Juan Marichal, the great Giants pitcher, says the 6-foot-4-inch McCovey absolutely scalded that pitch off Ralph Terry. “If Willie had hit that ball in the air,” Marichal said to a reporter, “it would have ended up in the ocean.”
If McCovey had smashed his shot just inches to the left or right of Richardson, Mays and Alou probably would have scored, and the Giants would have won. If McCovey had dinked a blooper down the right-field line, Mays and Alou probably would have scored, and the Giants would have won. Darn the luck; McCovey hit a missile that found a Yankee.
“Wee” Willie Keeler, a foot shorter than “Stretch” McCovey,” famously said, “Hit ‘em where they ain’t.” McCovey did not heed that advice. As if a man swinging a piece of lumber as violently as McCovey did could possibly direct a ball to a vacant spot on the grass.
Billy Beane, the Oakland A’s general manager, calls the playoffs “a crapshoot.” He is referring to the flukiness that goes along with a short series. Sometimes, a weak hitter turns into a temporary slugger. Sometimes, a mediocre pitcher throws the game of his life.
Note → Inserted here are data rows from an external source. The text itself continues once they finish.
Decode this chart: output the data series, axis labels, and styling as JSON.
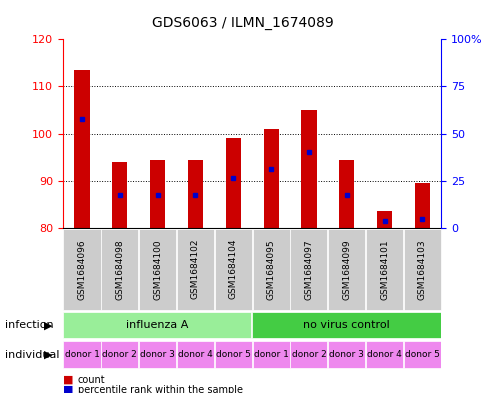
{
  "title": "GDS6063 / ILMN_1674089",
  "samples": [
    "GSM1684096",
    "GSM1684098",
    "GSM1684100",
    "GSM1684102",
    "GSM1684104",
    "GSM1684095",
    "GSM1684097",
    "GSM1684099",
    "GSM1684101",
    "GSM1684103"
  ],
  "count_values": [
    113.5,
    94.0,
    94.5,
    94.5,
    99.0,
    101.0,
    105.0,
    94.5,
    83.5,
    89.5
  ],
  "percentile_values": [
    103.0,
    87.0,
    87.0,
    87.0,
    90.5,
    92.5,
    96.0,
    87.0,
    81.5,
    82.0
  ],
  "ylim_left": [
    80,
    120
  ],
  "ylim_right": [
    0,
    100
  ],
  "yticks_left": [
    80,
    90,
    100,
    110,
    120
  ],
  "yticks_right": [
    0,
    25,
    50,
    75,
    100
  ],
  "ytick_labels_right": [
    "0",
    "25",
    "50",
    "75",
    "100%"
  ],
  "bar_color": "#cc0000",
  "dot_color": "#0000cc",
  "bar_width": 0.4,
  "infection_groups": [
    {
      "label": "influenza A",
      "start": 0,
      "end": 5,
      "color": "#99ee99"
    },
    {
      "label": "no virus control",
      "start": 5,
      "end": 10,
      "color": "#44cc44"
    }
  ],
  "individual_labels": [
    "donor 1",
    "donor 2",
    "donor 3",
    "donor 4",
    "donor 5",
    "donor 1",
    "donor 2",
    "donor 3",
    "donor 4",
    "donor 5"
  ],
  "individual_color": "#ee88ee",
  "individual_alt_color": "#dd77dd",
  "row_labels": [
    "infection",
    "individual"
  ],
  "legend_count_label": "count",
  "legend_pct_label": "percentile rank within the sample",
  "grid_color": "#000000",
  "axis_bg": "#e8e8e8"
}
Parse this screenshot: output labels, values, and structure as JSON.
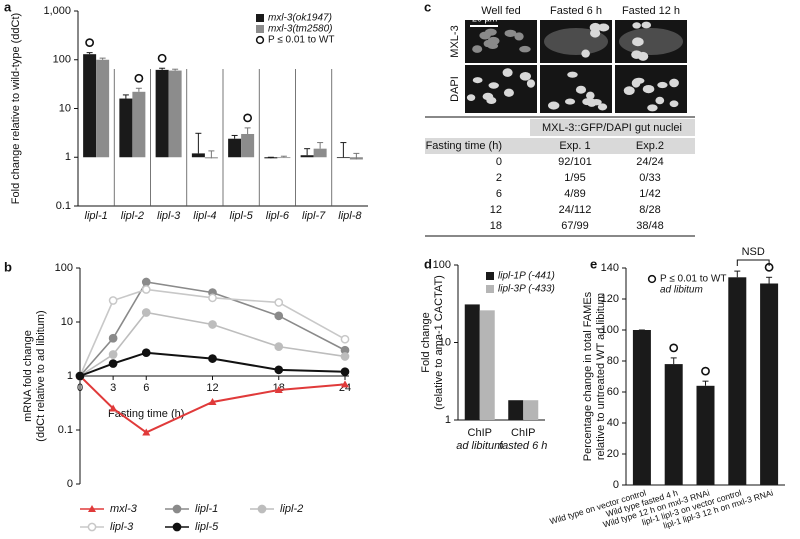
{
  "chart_data": [
    {
      "label": "a",
      "type": "bar",
      "ylabel": "Fold change relative to wild-type (ddCt)",
      "log_scale": true,
      "ylim": [
        0.1,
        1000
      ],
      "yticks": [
        0.1,
        1,
        10,
        100,
        {
          "value": 1000,
          "label": "1,000"
        }
      ],
      "categories": [
        "lipl-1",
        "lipl-2",
        "lipl-3",
        "lipl-4",
        "lipl-5",
        "lipl-6",
        "lipl-7",
        "lipl-8"
      ],
      "series": [
        {
          "name": "mxl-3(ok1947)",
          "color": "#1a1a1a",
          "values": [
            130,
            16,
            62,
            1.2,
            2.4,
            0.95,
            1.1,
            1.0
          ],
          "errors": [
            10,
            3,
            5,
            1.9,
            0.4,
            0.05,
            0.4,
            1.0
          ],
          "significant": [
            true,
            false,
            true,
            false,
            false,
            false,
            false,
            false
          ]
        },
        {
          "name": "mxl-3(tm2580)",
          "color": "#8c8c8c",
          "values": [
            100,
            22,
            60,
            0.95,
            3.0,
            1.0,
            1.5,
            0.9
          ],
          "errors": [
            8,
            4,
            4,
            0.4,
            1.0,
            0.05,
            0.5,
            0.3
          ],
          "significant": [
            false,
            true,
            false,
            false,
            true,
            false,
            false,
            false
          ]
        }
      ],
      "significance_label": "P ≤ 0.01 to WT"
    },
    {
      "label": "b",
      "type": "line",
      "ylabel": [
        "mRNA fold change",
        "(ddCt relative to ad libitum)"
      ],
      "xlabel": "Fasting time (h)",
      "log_scale": true,
      "ylim": [
        0.01,
        100
      ],
      "yticks": [
        {
          "value": 0.01,
          "label": "0"
        },
        0.1,
        1,
        10,
        100
      ],
      "xlim": [
        0,
        24
      ],
      "xticks": [
        0,
        3,
        6,
        12,
        18,
        24
      ],
      "x": [
        0,
        3,
        6,
        12,
        18,
        24
      ],
      "series": [
        {
          "name": "mxl-3",
          "color": "#e03a3a",
          "marker": "triangle",
          "values": [
            1,
            0.25,
            0.09,
            0.33,
            0.55,
            0.7
          ]
        },
        {
          "name": "lipl-1",
          "color": "#8a8a8a",
          "marker": "circle",
          "values": [
            1,
            5,
            55,
            35,
            13,
            3
          ]
        },
        {
          "name": "lipl-2",
          "color": "#bdbdbd",
          "marker": "circle",
          "values": [
            1,
            2.5,
            15,
            9,
            3.5,
            2.3
          ]
        },
        {
          "name": "lipl-3",
          "color": "#c8c8c8",
          "marker": "open-circle",
          "values": [
            1,
            25,
            40,
            28,
            23,
            4.8
          ]
        },
        {
          "name": "lipl-5",
          "color": "#111111",
          "marker": "circle",
          "values": [
            1,
            1.7,
            2.7,
            2.1,
            1.3,
            1.2
          ]
        }
      ]
    },
    {
      "label": "d",
      "type": "bar",
      "ylabel": [
        "Fold change",
        "(relative to ama-1 CACTAT)"
      ],
      "log_scale": true,
      "ylim": [
        1,
        100
      ],
      "yticks": [
        1,
        10,
        100
      ],
      "categories": [
        [
          "ChIP",
          "ad libitum"
        ],
        [
          "ChIP",
          "fasted 6 h"
        ]
      ],
      "series": [
        {
          "name": "lipl-1P (-441)",
          "color": "#1a1a1a",
          "values": [
            31,
            1.8
          ]
        },
        {
          "name": "lipl-3P (-433)",
          "color": "#b5b5b5",
          "values": [
            26,
            1.8
          ]
        }
      ]
    },
    {
      "label": "e",
      "type": "bar",
      "ylabel": [
        "Percentage change in total FAMEs",
        "relative to untreated WT ad libitum"
      ],
      "ylim": [
        0,
        140
      ],
      "yticks": [
        0,
        20,
        40,
        60,
        80,
        100,
        120,
        140
      ],
      "categories": [
        "Wild type on vector control",
        "Wild type fasted 4 h",
        "Wild type 12 h on mxl-3 RNAi",
        "lipl-1 lipl-3 on vector control",
        "lipl-1 lipl-3 12 h on mxl-3 RNAi"
      ],
      "values": [
        100,
        78,
        64,
        134,
        130
      ],
      "errors": [
        0,
        4,
        3,
        4,
        4
      ],
      "color": "#1a1a1a",
      "significant": [
        false,
        true,
        true,
        false,
        true
      ],
      "significance_label": [
        "P ≤ 0.01 to WT",
        "ad libitum"
      ],
      "annotation": "NSD"
    }
  ],
  "panel_c": {
    "label": "c",
    "columns": [
      "Well fed",
      "Fasted 6 h",
      "Fasted 12 h"
    ],
    "rows": [
      "MXL-3",
      "DAPI"
    ],
    "scale_bar": "20 µm",
    "table": {
      "title": "MXL-3::GFP/DAPI gut nuclei",
      "header": [
        "Fasting time (h)",
        "Exp. 1",
        "Exp.2"
      ],
      "rows": [
        [
          0,
          "92/101",
          "24/24"
        ],
        [
          2,
          "1/95",
          "0/33"
        ],
        [
          6,
          "4/89",
          "1/42"
        ],
        [
          12,
          "24/112",
          "8/28"
        ],
        [
          18,
          "67/99",
          "38/48"
        ]
      ]
    }
  }
}
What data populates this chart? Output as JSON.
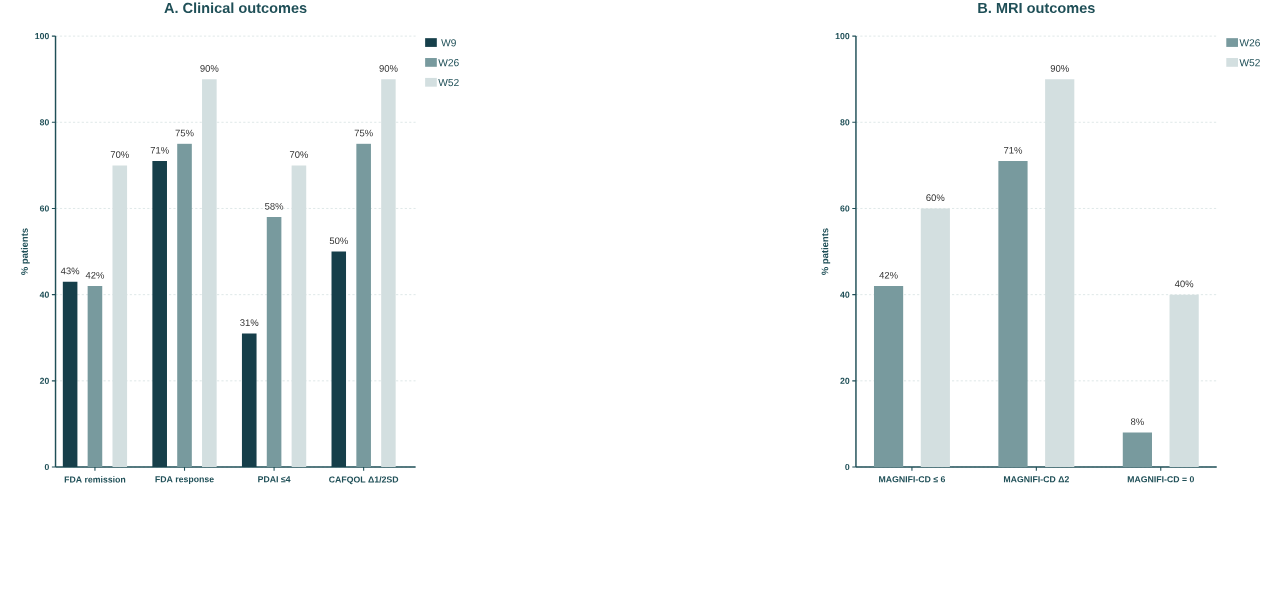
{
  "chart_data": [
    {
      "type": "bar",
      "title": "A. Clinical outcomes",
      "ylabel": "% patients",
      "categories": [
        "FDA remission",
        "FDA response",
        "PDAI ≤4",
        "CAFQOL Δ1/2SD"
      ],
      "series": [
        {
          "name": "W9",
          "color": "#163f4a",
          "values": [
            43,
            71,
            31,
            50
          ],
          "value_labels": [
            "43%",
            "71%",
            "31%",
            "50%"
          ]
        },
        {
          "name": "W26",
          "color": "#789a9e",
          "values": [
            42,
            75,
            58,
            75
          ],
          "value_labels": [
            "42%",
            "75%",
            "58%",
            "75%"
          ]
        },
        {
          "name": "W52",
          "color": "#d3dfe0",
          "values": [
            70,
            90,
            70,
            90
          ],
          "value_labels": [
            "70%",
            "90%",
            "70%",
            "90%"
          ]
        }
      ],
      "ylim": [
        0,
        100
      ],
      "yticks": [
        0,
        20,
        40,
        60,
        80,
        100
      ],
      "grid": "y",
      "legend": "top right"
    },
    {
      "type": "bar",
      "title": "B. MRI outcomes",
      "ylabel": "% patients",
      "categories": [
        "MAGNIFI-CD ≤ 6",
        "MAGNIFI-CD Δ2",
        "MAGNIFI-CD = 0"
      ],
      "series": [
        {
          "name": "W26",
          "color": "#789a9e",
          "values": [
            42,
            71,
            8
          ],
          "value_labels": [
            "42%",
            "71%",
            "8%"
          ]
        },
        {
          "name": "W52",
          "color": "#d3dfe0",
          "values": [
            60,
            90,
            40
          ],
          "value_labels": [
            "60%",
            "90%",
            "40%"
          ]
        }
      ],
      "ylim": [
        0,
        100
      ],
      "yticks": [
        0,
        20,
        40,
        60,
        80,
        100
      ],
      "grid": "y",
      "legend": "top right"
    }
  ]
}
And sometimes, a future Hall of Famer like Willie McCovey hits the ball as hard he can hit it, and he still makes an out.
This is a great paragraph from an article written by Michael Baumann at grantland.com. Baumann sums up the quirks of postseason baseball.
Playoff baseball is the process of a team slowly tying its own noose, one strand at a time, over the course of a week or more. The tiniest decisions, bounces, lapses in concentration, umpire’s decisions, and changes in barometric pressure can determine who makes the World Series, and we won’t know how or why it happened until it’s all over. And sometimes not even then.
On Oct. 19, 1962, Willie McCovey did something to keep the Giants from winning the World Series. He hit a screaming line drive right at the second baseman.